The Nevada delegation, supported mostly by Democrats, argued against the site, saying the facility and cross-country transportation were too risky. Republicans, supported by 102 Democrats, said the site has been deemed scientifically sound and that transportation risks are exaggerated.
"The Yucca Mountain nuclear storage facility has been tested and tested and tested again," said House Speaker J. Dennis Hastert, Illinois Republican.
"Each and every time the results are the same: We should proceed with this scientifically proven safe, single-storage facility for spent nuclear fuel beneath the desert, as opposed to the current hodgepodge of 'temporary' storage sites at over 130 sites scattered across the country," Mr. Hastert said.
The Democrats' argument that transportation is risky is "ridiculous," Mr. Hastert said.
"With all the safety precautions and oversight already in place, let alone what's to come, the fact is nuclear waste has been shipped for years cross-country with never a problem," Mr. Hastert said.
Voting for the measure were 203 Republicans, 102 Democrats and one independent. Voting against were 103 Democrats, 13 Republicans, and one independent.
Democrats also argued that terrorists would target trains carrying the waste for derailment, threatening the health and safety of communities along the route.
Sen. Harry Reid, Nevada Democrat and assistant majority leader, said each truckload of nuclear waste has 240 times the radioactivity of the bomb dropped on Hiroshima.
"This is not a problem for Nevada, but a problem for our country," Mr. Reid said.
Rep. Edward J. Markey, Massachusetts Democrat, called the disposal plan a "thermonuclear Ponzi game," referring to the financial pyramid scheme.

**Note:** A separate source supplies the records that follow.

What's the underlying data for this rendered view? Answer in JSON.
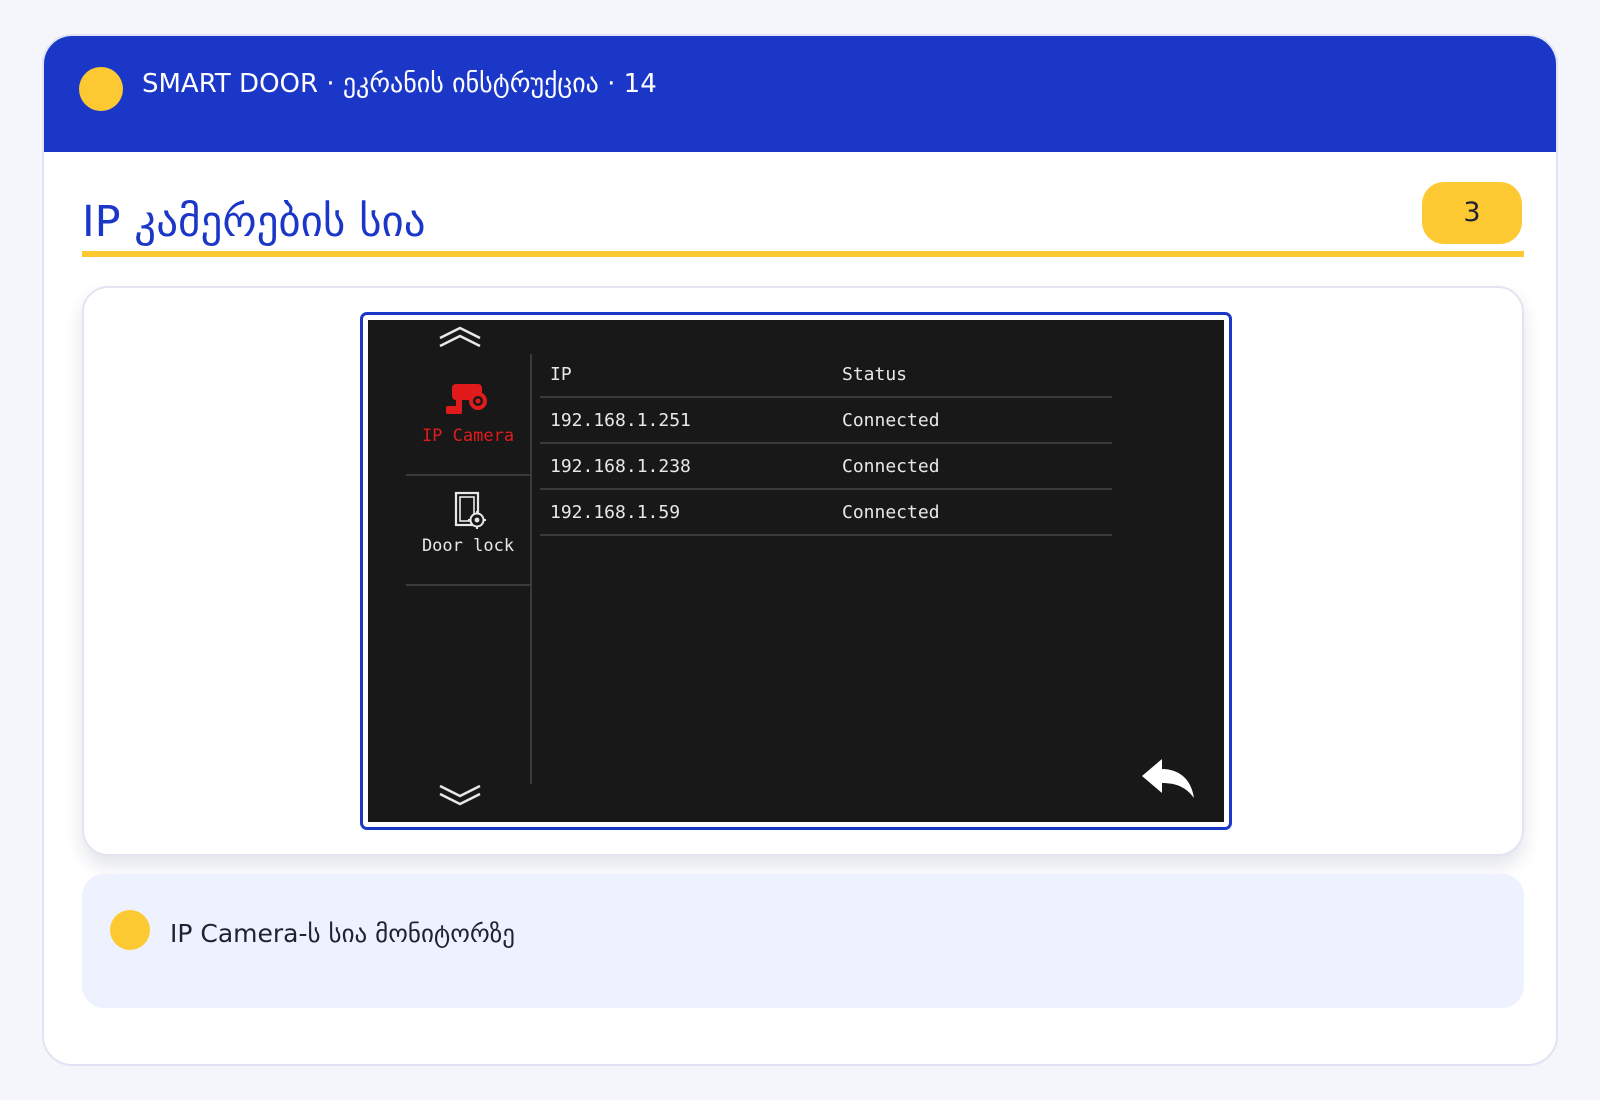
{
  "header": {
    "title": "SMART DOOR · ეკრანის ინსტრუქცია · 14"
  },
  "section": {
    "title": "IP კამერების სია",
    "page_number": "3"
  },
  "device_screen": {
    "sidebar": {
      "items": [
        {
          "label": "IP Camera",
          "icon": "cctv-camera-icon",
          "active": true,
          "color": "#e11b1b"
        },
        {
          "label": "Door lock",
          "icon": "door-lock-settings-icon",
          "active": false
        }
      ],
      "scroll_up_icon": "double-chevron-up-icon",
      "scroll_down_icon": "double-chevron-down-icon"
    },
    "table": {
      "columns": [
        "IP",
        "Status"
      ],
      "rows": [
        {
          "ip": "192.168.1.251",
          "status": "Connected"
        },
        {
          "ip": "192.168.1.238",
          "status": "Connected"
        },
        {
          "ip": "192.168.1.59",
          "status": "Connected"
        }
      ]
    },
    "back_icon": "return-arrow-icon"
  },
  "caption": {
    "text": "IP Camera-ს სია მონიტორზე"
  },
  "colors": {
    "brand_blue": "#1b37c8",
    "accent_yellow": "#fdc932",
    "screen_background": "#181818",
    "active_red": "#e11b1b"
  }
}
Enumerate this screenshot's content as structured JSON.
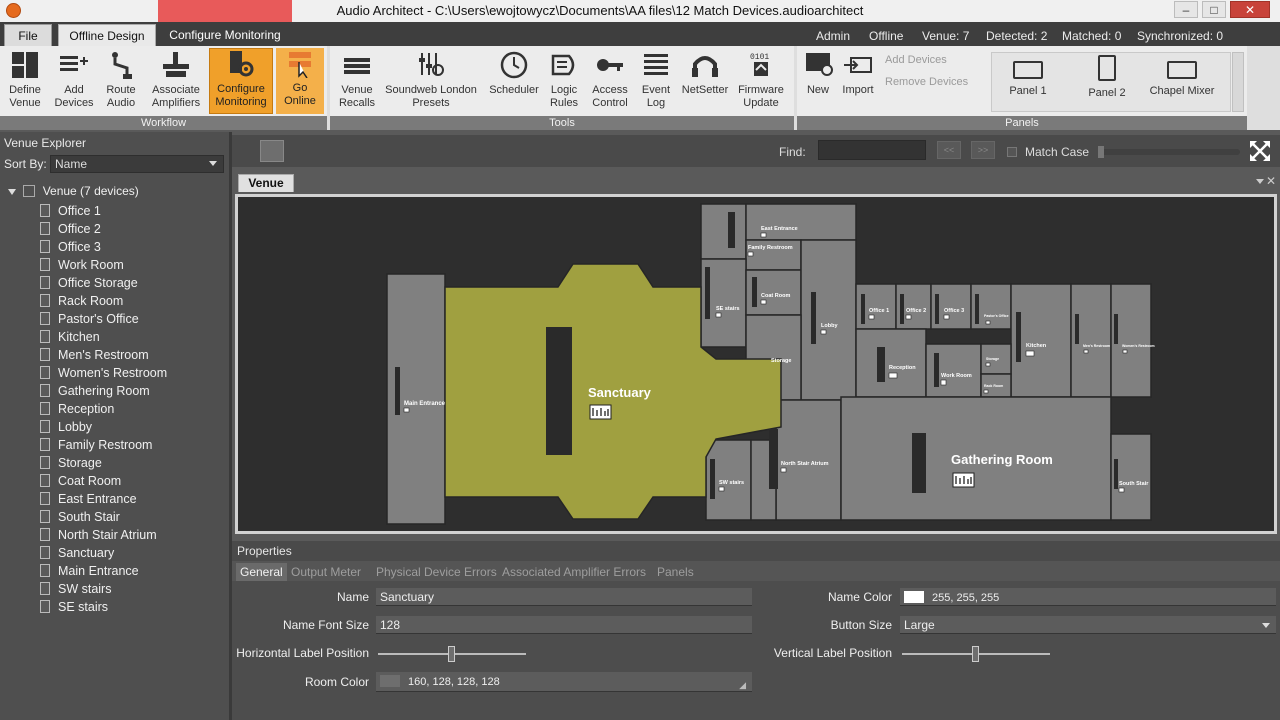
{
  "window": {
    "title": "Audio Architect - C:\\Users\\ewojtowycz\\Documents\\AA files\\12 Match Devices.audioarchitect",
    "controls": {
      "minimize": "–",
      "maximize": "□",
      "close": "✕"
    }
  },
  "tabs": {
    "file": "File",
    "offline_design": "Offline Design",
    "configure_monitoring": "Configure Monitoring"
  },
  "status": {
    "user": "Admin",
    "mode": "Offline",
    "venue": "Venue: 7",
    "detected": "Detected: 2",
    "matched": "Matched: 0",
    "synchronized": "Synchronized: 0"
  },
  "ribbon": {
    "workflow": {
      "label": "Workflow",
      "define_venue": "Define Venue",
      "add_devices": "Add Devices",
      "route_audio": "Route Audio",
      "associate_amplifiers": "Associate Amplifiers",
      "configure_monitoring": "Configure Monitoring",
      "go_online": "Go Online"
    },
    "tools": {
      "label": "Tools",
      "venue_recalls": "Venue Recalls",
      "soundweb_presets": "Soundweb London Presets",
      "scheduler": "Scheduler",
      "logic_rules": "Logic Rules",
      "access_control": "Access Control",
      "event_log": "Event Log",
      "netsetter": "NetSetter",
      "firmware_update": "Firmware Update"
    },
    "panels": {
      "label": "Panels",
      "new": "New",
      "import": "Import",
      "add_devices": "Add Devices",
      "remove_devices": "Remove Devices",
      "panel1": "Panel 1",
      "panel2": "Panel 2",
      "chapel_mixer": "Chapel Mixer"
    }
  },
  "sidebar": {
    "title": "Venue Explorer",
    "sort_label": "Sort By:",
    "sort_value": "Name",
    "root": "Venue (7 devices)",
    "items": [
      "Office 1",
      "Office 2",
      "Office 3",
      "Work Room",
      "Office Storage",
      "Rack Room",
      "Pastor's Office",
      "Kitchen",
      "Men's Restroom",
      "Women's Restroom",
      "Gathering Room",
      "Reception",
      "Lobby",
      "Family Restroom",
      "Storage",
      "Coat Room",
      "East Entrance",
      "South Stair",
      "North Stair Atrium",
      "Sanctuary",
      "Main Entrance",
      "SW stairs",
      "SE stairs"
    ]
  },
  "findbar": {
    "find_label": "Find:",
    "find_value": "",
    "prev": "<<",
    "next": ">>",
    "match_case": "Match Case"
  },
  "document": {
    "tab": "Venue",
    "close": "✕"
  },
  "floorplan": {
    "sanctuary": "Sanctuary",
    "gathering_room": "Gathering Room",
    "main_entrance": "Main Entrance",
    "east_entrance": "East Entrance",
    "family_restroom": "Family Restroom",
    "se_stairs": "SE stairs",
    "coat_room": "Coat Room",
    "lobby": "Lobby",
    "storage": "Storage",
    "office1": "Office 1",
    "office2": "Office 2",
    "office3": "Office 3",
    "pastors_office": "Pastor's Office",
    "kitchen": "Kitchen",
    "mens_restroom": "Men's Restroom",
    "womens_restroom": "Women's Restroom",
    "reception": "Reception",
    "work_room": "Work Room",
    "storage_small": "Storage",
    "rack_room": "Rack Room",
    "north_stair_atrium": "North Stair Atrium",
    "sw_stairs": "SW stairs",
    "south_stair": "South Stair",
    "colors": {
      "sanctuary": "#a0a040",
      "room": "#808080",
      "background": "#2e2e2e"
    }
  },
  "properties": {
    "title": "Properties",
    "tabs": [
      "General",
      "Output Meter",
      "Physical Device Errors",
      "Associated Amplifier Errors",
      "Panels"
    ],
    "name_label": "Name",
    "name_value": "Sanctuary",
    "font_size_label": "Name Font Size",
    "font_size_value": "128",
    "h_label_pos_label": "Horizontal Label Position",
    "h_label_pos": 0.5,
    "room_color_label": "Room Color",
    "room_color_value": "160, 128, 128, 128",
    "name_color_label": "Name Color",
    "name_color_value": "255, 255, 255",
    "button_size_label": "Button Size",
    "button_size_value": "Large",
    "v_label_pos_label": "Vertical Label Position",
    "v_label_pos": 0.5
  }
}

"We're passing on the risks to the next generation. We're getting it off our hands right now," Mr. Markey said.
Rep. Billy Tauzin, Louisiana Republican, said opposition to the storage site is coming from members of Congress who are opposed to nuclear energy. Finding a solution to the storage problem removes their argument against expanding nuclear energy, he said.
"They would like us to get [energy] from the sun and wind, provided we don't hurt any birds," Mr. Tauzin said.
However, Senate Republican aides say they expect the storage measure to pass in the Senate when it comes up in July, and a leadership aide acknowledged the Democrats have yet to secure enough votes to block it.
Supporters are being extra cautious to follow congressional procedures to the letter, knowing one misstep will land the issue in the court system after being passed by Congress and signed by the president.
"It's an uphill battle; we realize that," Mr. Reid said.
House Minority Leader Richard A. Gephardt, Missouri Democrat, said there is "no perfect solution," but that money should be spent instead to make permanent storage sites of the 131 areas throughout the country where the waste is currently being stored.
But Rep. Rick Boucher, Virginia Democrat, said that arrangement would pose an even greater threat to the environment and national security.
"A vote for this resolution is a vote to protect our nation from terrorist attacks. Let us wipe clean the terrorist shooting gallery of 131 sites scattered throughout this country," said Rep. Mark Steven Kirk, Illinois Republican.
The Energy Department plans to use Yucca Mountain for the disposal of 77,000 tons of high-level radioactive waste and spent fuel now stored at plants throughout the United States.
"Politics should not trump science," Mr. Markey said. "One hundred-seventeen wise people took the correct position today."
Added Mr. Gephardt: "We are going to do everything we can to derail this ill-thought-out proposal."